When I began to experience panic attacks during my early college years, I suspected that traditional approaches in modern-day therapy would have limited reach. And they would have to reach deep, as this tendency seems to have a genetic inclination. My Jewish aunt used to joke when making light of her penchant for worry, “We’re just nervous people,” she’d say. But Jewish people are famous for falling on humor as a means of survival in a world that has been anything but kind. And it’s good practice to be able to laugh at yourself. Eckhart Tolle speaks of the ego-shattering capacity of laughter.

And so, my spiritual journey began. Although I never did “cure” my anxiety through spiritual practice, nor all the laughing that was always heard in my family home, what I did find was so much more beautiful than a cure. The things we’re not looking for are always better. Perhaps the universe knows best what we need. I now see the anxiety—or whatever it is that brings a person to seek—as merely a door that opens up to a world so rich and bounteous that the original “thing” becomes almost irrelevant.

It’s the kind of treasure that doesn’t reveal itself among everyday activities. It reminds me of that Irish story I used to tell my class about God being shy: The rabbits would wait until sundown to come out and frolic in the fields… because that’s when the farmers turned in for the day and the fields would become empty and quiet during that twilight pause just before sundown. Similarly, God waits until stillness abides in a seeker’s heart before revealing himself/herself.

The anxiety… or the depression… or the addiction… or the trauma… or whatever it is that often leads a seeker to the magical portal is merely the siren that activates the longing. For me, when that door opened, a tear flowed down my left cheek and for the first time, I felt love. But not a romantic love. Not a love that has any object, at all. Just love.

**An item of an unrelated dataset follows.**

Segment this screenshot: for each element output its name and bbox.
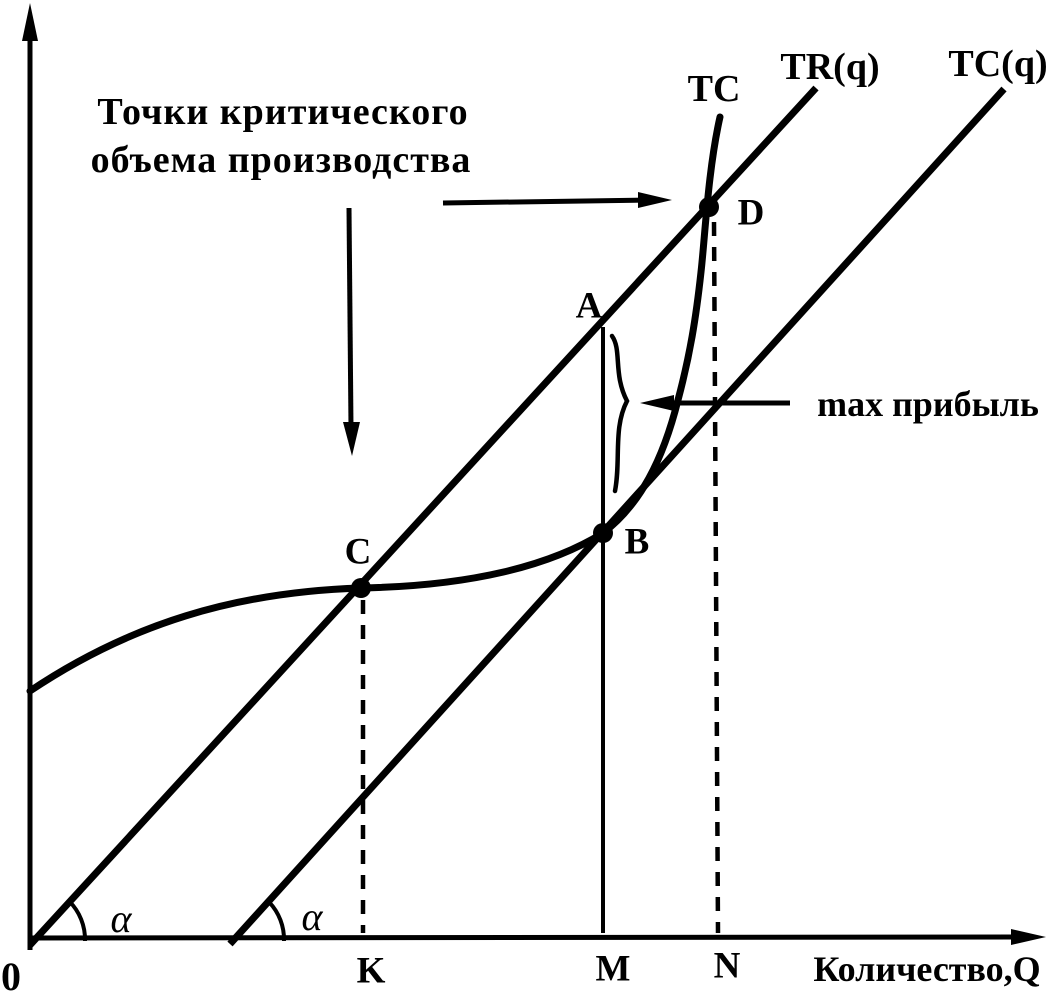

And with time, I began to experience other profound shifts. For example, I began to trust myself, with regard to everything. I trusted my judgment, I trusted my intuition, I trusted my abilities. I trusted my authority to speak up… to take action, and when necessary, to walk away. Most of all, I trusted my heart to guide me in the right direction. This last one was big for a philosophy student who had been nurtured on critical thinking and over-analysis.

It would be untrue to say that the anxiety has completely disappeared, but through the years, the triggers began to lose some of their charge, and I began to coexist with them differently. The relationship with the anxiety felt more easygoing. Less antagonistic. There was less of a fight. I could often laugh at it rearing its crazy ol’ head, and say, “you again?” It was like two old buddies that knew how to push each other’s buttons, but no longer felt so offended by the wisecracks.

I came to see that when the anxiety flairs up, it’s an indicator that something is off within. And those gifts that arose by way of the seeking, supersede its significance in my life. And for that, I can say I love it.